Studies focusing on phenotyping of pain patients have shown that groups of patients with facilitated TSP and impaired CPM assessed by cuff algometry have more widespread pain in a general chronic pain patient population [8]. Further, the same methodology has been used to screen patients with knee osteoarthritis before total knee replacement. Patients with facilitated TSP and impaired CPM seem to be at a higher risk of developing chronic postoperative pain one year after surgery [6]. Further, widespread preoperative hyperalgesia measured by cuff algometry has been associated with the development of chronic postoperative pain following total knee replacement [6], and preoperative TSP has been associated with postoperative pain following total hip replacement [9].

References

• [1] T. Graven-Nielsen and L. Arendt-Nielsen, ‘Assessment of mechanisms in localized and widespread musculoskeletal pain’, Nat. Rev. Rheumatol., vol. 6, no. 10, Art. no. 10, Oct. 2010, doi: 10.1038/nrrheum.2010.107.
• [2] R. Rolke et al., ‘Quantitative sensory testing in the German Research Network on Neuropathic Pain (DFNS): Standardized protocol and reference values’, PAIN, vol. 123, no. 3, pp. 231–243, Aug. 2006, doi: 10.1016/j.pain.2006.01.041.

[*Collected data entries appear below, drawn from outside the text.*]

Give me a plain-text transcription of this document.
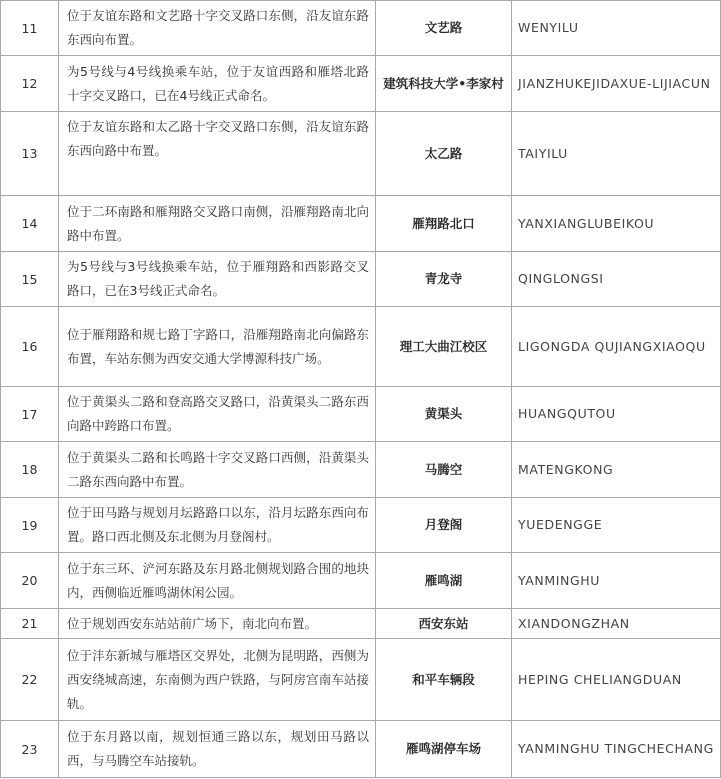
11	位于友谊东路和文艺路十字交叉路口东侧，沿友谊东路东西向布置。	文艺路	WENYILU
12	为5号线与4号线换乘车站，位于友谊西路和雁塔北路十字交叉路口，已在4号线正式命名。	建筑科技大学•李家村	JIANZHUKEJIDAXUE-LIJIACUN
13	位于友谊东路和太乙路十字交叉路口东侧，沿友谊东路东西向路中布置。	太乙路	TAIYILU
14	位于二环南路和雁翔路交叉路口南侧，沿雁翔路南北向路中布置。	雁翔路北口	YANXIANGLUBEIKOU
15	为5号线与3号线换乘车站，位于雁翔路和西影路交叉路口，已在3号线正式命名。	青龙寺	QINGLONGSI
16	位于雁翔路和规七路丁字路口，沿雁翔路南北向偏路东布置，车站东侧为西安交通大学博源科技广场。	理工大曲江校区	LIGONGDA QUJIANGXIAOQU
17	位于黄渠头二路和登高路交叉路口，沿黄渠头二路东西向路中跨路口布置。	黄渠头	HUANGQUTOU
18	位于黄渠头二路和长鸣路十字交叉路口西侧，沿黄渠头二路东西向路中布置。	马腾空	MATENGKONG
19	位于田马路与规划月坛路路口以东，沿月坛路东西向布置。路口西北侧及东北侧为月登阁村。	月登阁	YUEDENGGE
20	位于东三环、浐河东路及东月路北侧规划路合围的地块内，西侧临近雁鸣湖休闲公园。	雁鸣湖	YANMINGHU
21	位于规划西安东站站前广场下，南北向布置。	西安东站	XIANDONGZHAN
22	位于沣东新城与雁塔区交界处，北侧为昆明路，西侧为西安绕城高速，东南侧为西户铁路，与阿房宫南车站接轨。	和平车辆段	HEPING CHELIANGDUAN
23	位于东月路以南，规划恒通三路以东，规划田马路以西，与马腾空车站接轨。	雁鸣湖停车场	YANMINGHU TINGCHECHANG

• [3] T. Graven-Nielsen, H. B. Vaegter, S. Finocchietti, G. Handberg, and L. Arendt-Nielsen, ‘Assessment of musculoskeletal pain sensitivity and temporal summation by cuff pressure algometry: a reliability study’, Pain, vol. 156, no. 11, pp. 2193–2202, Nov. 2015, doi: 10.1097/j.pain.0000000000000294.
• [4] Y. Imai, K. K. Petersen, C. D. Mørch, and L. Arendt Nielsen, ‘Comparing test–retest reliability and magnitude of conditioned pain modulation using different combinations of test and conditioning stimuli’, Somatosens. Mot. Res., vol. 33, no. 3–4, pp. 169–177, Oct. 2016, doi: 10.1080/08990220.2016.1229178.
• [5] M. S. Rathleff, K. K. Petersen, L. Arendt-Nielsen, K. Thorborg, and T. Graven-Nielsen, ‘Impaired Conditioned Pain Modulation in Young Female Adults with Long-Standing Patellofemoral Pain: A Single Blinded Cross-Sectional Study’, Pain Med., p. pnv017, Dec. 2015, doi: 10.1093/pm/pnv017.
• [6] K. K. Petersen, T. Graven-Nielsen, O. Simonsen, M. B. Laursen, and L. Arendt-Nielsen, ‘Preoperative pain mechanisms assessed by cuff algometry are associated with chronic postoperative pain relief after total knee replacement’, Pain, vol. 157, no. 7, pp. 1400–1406, Jul. 2016, doi: 10.1097/j.pain.0000000000000531.
• [7] A. Jespersen et al., ‘Computerized cuff pressure algometry: A new method to assess deep-tissue hypersensitivity in fibromyalgia’, Pain, vol. 131, no. 1, pp. 57–62, Sep. 2007, doi: 10.1016/j.pain.2006.12.012.
• [8] H. B. Vaegter and T. Graven-Nielsen, ‘Pain modulatory phenotypes differentiate subgroups with different clinical and experimental pain sensitivity’, Pain, vol. 157, no. 7, pp. 1480–1488, Jul. 2016, doi: 10.1097/j.pain.0000000000000543.
• [9] M. Izumi, K. K. Petersen, M. B. Laursen, L. Arendt-Nielsen, and T. Graven-Nielsen, ‘Facilitated temporal summation of pain correlates with clinical pain intensity after hip arthroplasty’, Pain, vol. 158, no. 2, pp. 323–332, Feb. 2017, doi: 10.1097/j.pain.0000000000000764.